The Elgar Companion to The World Bank provides a comprehensive review of the past 80 years for this powerful development institution. Using different theoretical approaches from an expert group of scholars as well as practitioners, it presents an interdisciplinary exploration of the World Bank and the wider field of International Relations.

Imagining Law:

Imagining Law:
Author :
Publisher : University of Adelaide Press
Total Pages : 334
Release :
ISBN-10 : 9781925261318
ISBN-13 : 192526131X
Rating : 4/5 (18 Downloads)

Synopsis Imagining Law: by : Dale Stephens

By any measure, Judith Gardam has accomplished much in her professional life and is rightly acknowledged by scholars throughout the world as an expert in her many fields of diverse interest — including international law, energy law and feminist theory. This book celebrates her academic life and work with twelve essays from leading scholars in Gardam’s fields of expertise.

Gridlock

Gridlock
Author :
Publisher : John Wiley & Sons
Total Pages : 223
Release :
ISBN-10 : 9780745670102
ISBN-13 : 0745670105
Rating : 4/5 (02 Downloads)

Synopsis Gridlock by : Thomas Hale

The issues that increasingly dominate the 21st century cannot be solved by any single country acting alone, no matter how powerful. To manage the global economy, prevent runaway environmental destruction, reign in nuclear proliferation, or confront other global challenges, we must cooperate. But at the same time, our tools for global policymaking - chiefly state-to-state negotiations over treaties and international institutions - have broken down. The result is gridlock, which manifests across areas via a number of common mechanisms. The rise of new powers representing a more diverse array of interests makes agreement more difficult. The problems themselves have also grown harder as global policy issues penetrate ever more deeply into core domestic concerns. Existing institutions, created for a different world, also lock-in pathological decision-making procedures and render the field ever more complex. All of these processes - in part a function of previous, successful efforts at cooperation - have led global cooperation to fail us even as we need it most. Ranging over the main areas of global concern, from security to the global economy and the environment, this book examines these mechanisms of gridlock and pathways beyond them. It is written in a highly accessible way, making it relevant not only to students of politics and international relations but also to a wider general readership.

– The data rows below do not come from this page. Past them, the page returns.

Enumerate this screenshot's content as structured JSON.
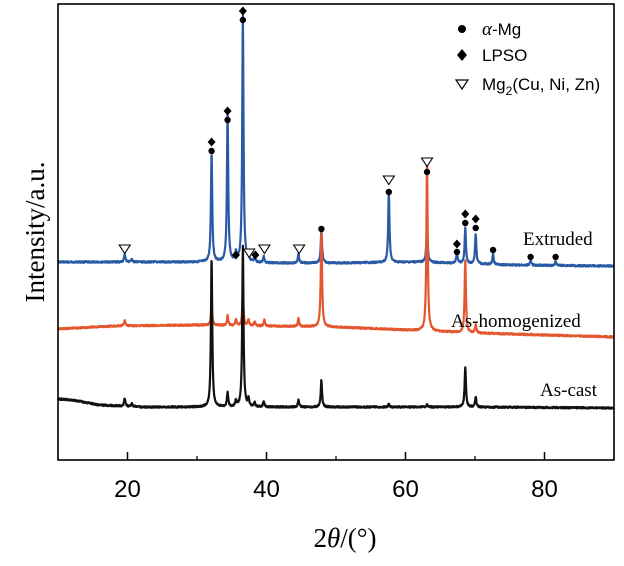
{
  "chart_data": {
    "type": "line",
    "xlabel_prefix": "2",
    "xlabel_symbol": "θ",
    "xlabel_suffix": "/(°)",
    "ylabel": "Intensity/a.u.",
    "xlim": [
      10,
      90
    ],
    "x_ticks": [
      "20",
      "40",
      "60",
      "80"
    ],
    "y_ticks": [],
    "grid": false,
    "legend": {
      "placement": "top-right",
      "entries": [
        {
          "marker": "circle",
          "symbol": "α",
          "text": "-Mg"
        },
        {
          "marker": "diamond",
          "text": "LPSO"
        },
        {
          "marker": "triangle-down-open",
          "text": "Mg",
          "subscript": "2",
          "suffix": "(Cu, Ni, Zn)"
        }
      ]
    },
    "series": [
      {
        "name": "Extruded",
        "color": "#2a5aa6",
        "baseline": 262,
        "background": [
          [
            10,
            262
          ],
          [
            35,
            262
          ],
          [
            40,
            263
          ],
          [
            50,
            263
          ],
          [
            62,
            262
          ],
          [
            75,
            265
          ],
          [
            90,
            266
          ]
        ],
        "peaks": [
          {
            "x": 19.6,
            "h": 8
          },
          {
            "x": 20.6,
            "h": 3
          },
          {
            "x": 32.1,
            "h": 110
          },
          {
            "x": 34.4,
            "h": 150
          },
          {
            "x": 35.6,
            "h": 8
          },
          {
            "x": 36.6,
            "h": 246
          },
          {
            "x": 37.4,
            "h": 7
          },
          {
            "x": 38.3,
            "h": 5
          },
          {
            "x": 39.6,
            "h": 6
          },
          {
            "x": 44.6,
            "h": 9
          },
          {
            "x": 47.9,
            "h": 32
          },
          {
            "x": 57.6,
            "h": 70
          },
          {
            "x": 63.1,
            "h": 38
          },
          {
            "x": 67.4,
            "h": 11
          },
          {
            "x": 68.6,
            "h": 35
          },
          {
            "x": 70.1,
            "h": 30
          },
          {
            "x": 72.6,
            "h": 10
          },
          {
            "x": 78.0,
            "h": 5
          },
          {
            "x": 81.6,
            "h": 4
          }
        ]
      },
      {
        "name": "As-homogenized",
        "color": "#e4572e",
        "baseline": 326,
        "background": [
          [
            10,
            329
          ],
          [
            18,
            326
          ],
          [
            30,
            325
          ],
          [
            50,
            327
          ],
          [
            70,
            333
          ],
          [
            90,
            337
          ]
        ],
        "peaks": [
          {
            "x": 19.6,
            "h": 6
          },
          {
            "x": 32.1,
            "h": 20
          },
          {
            "x": 34.4,
            "h": 10
          },
          {
            "x": 35.6,
            "h": 6
          },
          {
            "x": 36.6,
            "h": 30
          },
          {
            "x": 37.4,
            "h": 6
          },
          {
            "x": 38.3,
            "h": 4
          },
          {
            "x": 39.7,
            "h": 6
          },
          {
            "x": 44.6,
            "h": 8
          },
          {
            "x": 47.9,
            "h": 96
          },
          {
            "x": 63.1,
            "h": 170
          },
          {
            "x": 68.6,
            "h": 72
          },
          {
            "x": 70.1,
            "h": 8
          }
        ]
      },
      {
        "name": "As-cast",
        "color": "#111111",
        "baseline": 407,
        "background": [
          [
            10,
            399
          ],
          [
            12,
            400
          ],
          [
            16,
            405
          ],
          [
            22,
            407
          ],
          [
            40,
            407
          ],
          [
            70,
            407
          ],
          [
            90,
            408
          ]
        ],
        "peaks": [
          {
            "x": 19.6,
            "h": 8
          },
          {
            "x": 20.6,
            "h": 3
          },
          {
            "x": 32.1,
            "h": 150
          },
          {
            "x": 34.4,
            "h": 14
          },
          {
            "x": 35.6,
            "h": 6
          },
          {
            "x": 36.6,
            "h": 160
          },
          {
            "x": 37.4,
            "h": 8
          },
          {
            "x": 38.3,
            "h": 4
          },
          {
            "x": 39.6,
            "h": 6
          },
          {
            "x": 44.6,
            "h": 7
          },
          {
            "x": 47.9,
            "h": 27
          },
          {
            "x": 57.6,
            "h": 3
          },
          {
            "x": 63.1,
            "h": 3
          },
          {
            "x": 68.6,
            "h": 40
          },
          {
            "x": 70.1,
            "h": 10
          }
        ]
      }
    ],
    "annotations": [
      {
        "marker": "triangle-down-open",
        "x": 19.6,
        "y": 249
      },
      {
        "marker": "circle",
        "x": 32.1,
        "y": 151
      },
      {
        "marker": "diamond",
        "x": 32.1,
        "y": 142
      },
      {
        "marker": "circle",
        "x": 34.4,
        "y": 120
      },
      {
        "marker": "diamond",
        "x": 34.4,
        "y": 111
      },
      {
        "marker": "diamond",
        "x": 35.6,
        "y": 255
      },
      {
        "marker": "circle",
        "x": 36.6,
        "y": 20
      },
      {
        "marker": "diamond",
        "x": 36.6,
        "y": 11
      },
      {
        "marker": "triangle-down-open",
        "x": 37.5,
        "y": 253
      },
      {
        "marker": "diamond",
        "x": 38.4,
        "y": 255
      },
      {
        "marker": "triangle-down-open",
        "x": 39.7,
        "y": 249
      },
      {
        "marker": "triangle-down-open",
        "x": 44.7,
        "y": 249
      },
      {
        "marker": "circle",
        "x": 47.9,
        "y": 229
      },
      {
        "marker": "triangle-down-open",
        "x": 57.6,
        "y": 180
      },
      {
        "marker": "circle",
        "x": 57.6,
        "y": 192
      },
      {
        "marker": "triangle-down-open",
        "x": 63.1,
        "y": 162
      },
      {
        "marker": "circle",
        "x": 63.1,
        "y": 172
      },
      {
        "marker": "diamond",
        "x": 67.4,
        "y": 244
      },
      {
        "marker": "circle",
        "x": 67.4,
        "y": 252
      },
      {
        "marker": "diamond",
        "x": 68.6,
        "y": 214
      },
      {
        "marker": "circle",
        "x": 68.6,
        "y": 223
      },
      {
        "marker": "diamond",
        "x": 70.1,
        "y": 219
      },
      {
        "marker": "circle",
        "x": 70.1,
        "y": 228
      },
      {
        "marker": "circle",
        "x": 72.6,
        "y": 250
      },
      {
        "marker": "circle",
        "x": 78.0,
        "y": 257
      },
      {
        "marker": "circle",
        "x": 81.6,
        "y": 257
      }
    ]
  }
}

Re-imagining International Relations

Re-imagining International Relations
Author :
Publisher : Cambridge University Press
Total Pages : 197
Release :
ISBN-10 : 9781316513859
ISBN-13 : 1316513858
Rating : 4/5 (59 Downloads)

Synopsis Re-imagining International Relations by : Barry Buzan

Aimed at readers interested in constructing a less West-centric, more global discipline of International Relations, this book provides a concise, thorough introduction to the thought and practice of international relations from premodern India, China and the Islamic world, and how it relates to modern IR.